Southern Wine & Spirits of America Inc.
Editor’s Choice 2008
By Chris Petersen   
Monday, 01 December 2008
smc Wayne (left) and Harvey Chaplin of Southern Wine & Spirits of America Inc.
Wayne (left) and Harvey Chaplin of Southern Wine & Spirits of America Inc.

Not very many companies can claim to have created the market they lead today, but Southern Wine & Spirits of America Inc. can at least make a compelling argument in this regard.         

Not only is the company the largest wine and spirits distributor in the United States, but it can claim responsibility for the fact that wine often has its own aisle in the supermarket today.  

“It’s really due to our single-minded focus on the business,” Chaplin says. “This is our business; it’s the only business we know. We have a skillful focus on the wine and spirits end of the business whereas many of our competitors are focused heavily on beer.”  

Currently, Chaplin says, Southern Wine & Spirits is adjusting to the changing economic climate. “I think the wine business is changing,” he says. “What we’re experiencing is a bit of a channel-mix change; a change where we’re seeing a lot more of the business coming from the off-premise and a softening of the on-premise.”

Even though restaurant sales have tapered off in recent months, Chaplin says there’s no reason for distributors to panic. “The good news is that many people are really not passing up the opportunity to consume wine today; they’re just consuming it at home.”

Southern Wine & Spirits is promoting this trend through cross-merchandising between wine and take-home foods at grocery and drug stores, supermarket chains, independent retailers and mass-market merchandisers.

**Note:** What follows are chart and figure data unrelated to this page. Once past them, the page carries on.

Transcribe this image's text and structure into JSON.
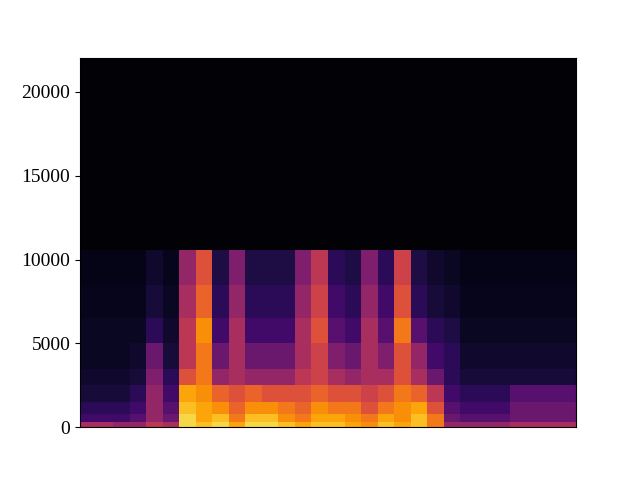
{
  "chart_data": {
    "type": "spectrogram",
    "ylim": [
      0,
      22050
    ],
    "yticks": [
      0,
      5000,
      10000,
      15000,
      20000
    ],
    "tick_labels": "y",
    "color": "inferno",
    "clim": [
      0,
      1
    ],
    "freq_edges": [
      0,
      300,
      800,
      1500,
      2500,
      3500,
      5000,
      6500,
      8500,
      10600,
      22050
    ],
    "cells": [
      [
        0.45,
        0.45,
        0.4,
        0.4,
        0.5,
        0.45,
        0.9,
        0.85,
        0.9,
        0.8,
        0.9,
        0.9,
        0.85,
        0.8,
        0.85,
        0.85,
        0.8,
        0.75,
        0.85,
        0.8,
        0.85,
        0.7,
        0.4,
        0.4,
        0.4,
        0.4,
        0.45,
        0.45,
        0.45,
        0.45
      ],
      [
        0.2,
        0.2,
        0.2,
        0.25,
        0.4,
        0.3,
        0.9,
        0.8,
        0.85,
        0.7,
        0.85,
        0.85,
        0.75,
        0.7,
        0.8,
        0.8,
        0.75,
        0.7,
        0.8,
        0.75,
        0.85,
        0.7,
        0.3,
        0.25,
        0.25,
        0.25,
        0.3,
        0.3,
        0.3,
        0.3
      ],
      [
        0.15,
        0.15,
        0.15,
        0.2,
        0.4,
        0.25,
        0.85,
        0.8,
        0.75,
        0.65,
        0.75,
        0.75,
        0.7,
        0.65,
        0.75,
        0.7,
        0.7,
        0.6,
        0.7,
        0.75,
        0.8,
        0.6,
        0.25,
        0.2,
        0.2,
        0.2,
        0.3,
        0.3,
        0.3,
        0.3
      ],
      [
        0.1,
        0.1,
        0.1,
        0.15,
        0.4,
        0.2,
        0.8,
        0.75,
        0.65,
        0.6,
        0.65,
        0.6,
        0.6,
        0.6,
        0.65,
        0.6,
        0.6,
        0.55,
        0.6,
        0.7,
        0.65,
        0.5,
        0.2,
        0.15,
        0.15,
        0.15,
        0.25,
        0.25,
        0.25,
        0.25
      ],
      [
        0.08,
        0.08,
        0.08,
        0.1,
        0.35,
        0.15,
        0.6,
        0.7,
        0.4,
        0.45,
        0.4,
        0.4,
        0.4,
        0.5,
        0.55,
        0.45,
        0.4,
        0.45,
        0.45,
        0.6,
        0.45,
        0.3,
        0.15,
        0.1,
        0.1,
        0.1,
        0.1,
        0.1,
        0.1,
        0.1
      ],
      [
        0.06,
        0.06,
        0.06,
        0.08,
        0.3,
        0.1,
        0.5,
        0.7,
        0.3,
        0.45,
        0.3,
        0.3,
        0.3,
        0.45,
        0.55,
        0.35,
        0.3,
        0.45,
        0.35,
        0.6,
        0.4,
        0.2,
        0.15,
        0.08,
        0.08,
        0.08,
        0.08,
        0.08,
        0.08,
        0.08
      ],
      [
        0.06,
        0.06,
        0.06,
        0.06,
        0.15,
        0.08,
        0.5,
        0.75,
        0.2,
        0.45,
        0.2,
        0.2,
        0.2,
        0.45,
        0.6,
        0.25,
        0.2,
        0.45,
        0.25,
        0.7,
        0.25,
        0.15,
        0.12,
        0.06,
        0.06,
        0.06,
        0.06,
        0.06,
        0.06,
        0.06
      ],
      [
        0.05,
        0.05,
        0.05,
        0.05,
        0.1,
        0.06,
        0.45,
        0.65,
        0.15,
        0.4,
        0.15,
        0.15,
        0.15,
        0.4,
        0.55,
        0.2,
        0.15,
        0.4,
        0.2,
        0.6,
        0.15,
        0.1,
        0.08,
        0.05,
        0.05,
        0.05,
        0.05,
        0.05,
        0.05,
        0.05
      ],
      [
        0.04,
        0.04,
        0.04,
        0.04,
        0.08,
        0.05,
        0.4,
        0.6,
        0.12,
        0.35,
        0.12,
        0.12,
        0.12,
        0.35,
        0.5,
        0.15,
        0.12,
        0.35,
        0.15,
        0.55,
        0.12,
        0.08,
        0.06,
        0.04,
        0.04,
        0.04,
        0.04,
        0.04,
        0.04,
        0.04
      ],
      [
        0.01,
        0.01,
        0.01,
        0.01,
        0.01,
        0.01,
        0.01,
        0.01,
        0.01,
        0.01,
        0.01,
        0.01,
        0.01,
        0.01,
        0.01,
        0.01,
        0.01,
        0.01,
        0.01,
        0.01,
        0.01,
        0.01,
        0.01,
        0.01,
        0.01,
        0.01,
        0.01,
        0.01,
        0.01,
        0.01
      ]
    ]
  }
}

Chaplin says given Southern Wine & Spirits of America Inc.’s presence in 38 states and counting, the company will continue to strive for as much as it can in the future. “We’ve always had the attitude … that in business, many people are just happy to have their fair share of the pie, and one of the things that makes Southern Wine & Spirits so special is we always shoot for 100 percent of whatever we’re going after,” he says. “If we miss and get 90 or 80, it’s way more than our fair share, and I think that’s what has helped to make us successful.”

Building the American Wine Market from Nothing
“The wine business is a very important driver for Southern Wine & Spirits,” Wayne Chaplin says, but he conveys that when the company was founded, the wine business was only just budding. A lot of the growth in wine for the company as well as for the nation can be attributed directly to Senior Vice President Mel Dick, also President of the company’s Wine Division. Dick says that when he was hired in 1969, he had to start from the ground up.

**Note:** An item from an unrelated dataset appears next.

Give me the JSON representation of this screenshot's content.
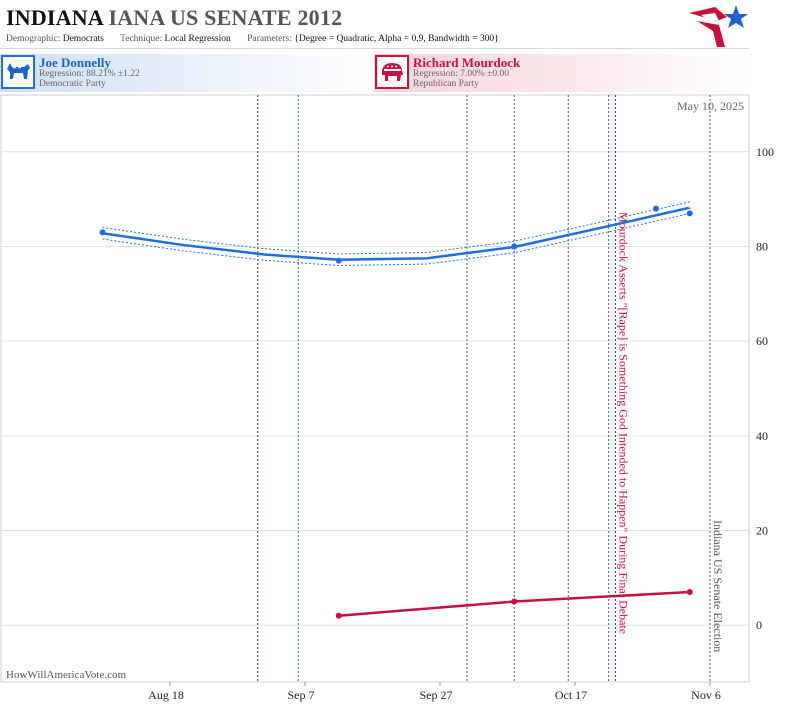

“Everyone I told that to said, ‘What wine division?’ because we didn’t have one,” he says. “I was hired to put them (So uthern) into the wine business and to develop a wine offering at the very beginning when we were basically a liquor company.”
Despite the fact that a wide variety of wines can be found at any supermarket today, Dick says it was much more of a niche product when he got started. “In 1960, 60 million cases of wine were sold in America,” he recalls.

“Most of that was port, sherry, muscatel and dessert wines. Very little table wine was sold; the table wine that was sold was basically marketed on the East Coast and consumed by Italians, Portuguese and people from Europe who grew up with wine.”

In time, however, Dick built the company’s wine division into an engine that helped propel domestic and imported wines higher into the public consciousness. “My approach was to develop wine-only salesmen and to make those spirits salesmen more wine-knowledgeable,” he says. “Back then, I had to do it myself; I studied, I tasted, I traveled the world, and it became a labor of love,” Dick continues. “Today, there are so many people who are so well-trained in the industry – all of which helps a consumer learn so much about our industry when making a wine choice.”

–This story originally ran as the cover of the March/April issue of Food and Drink.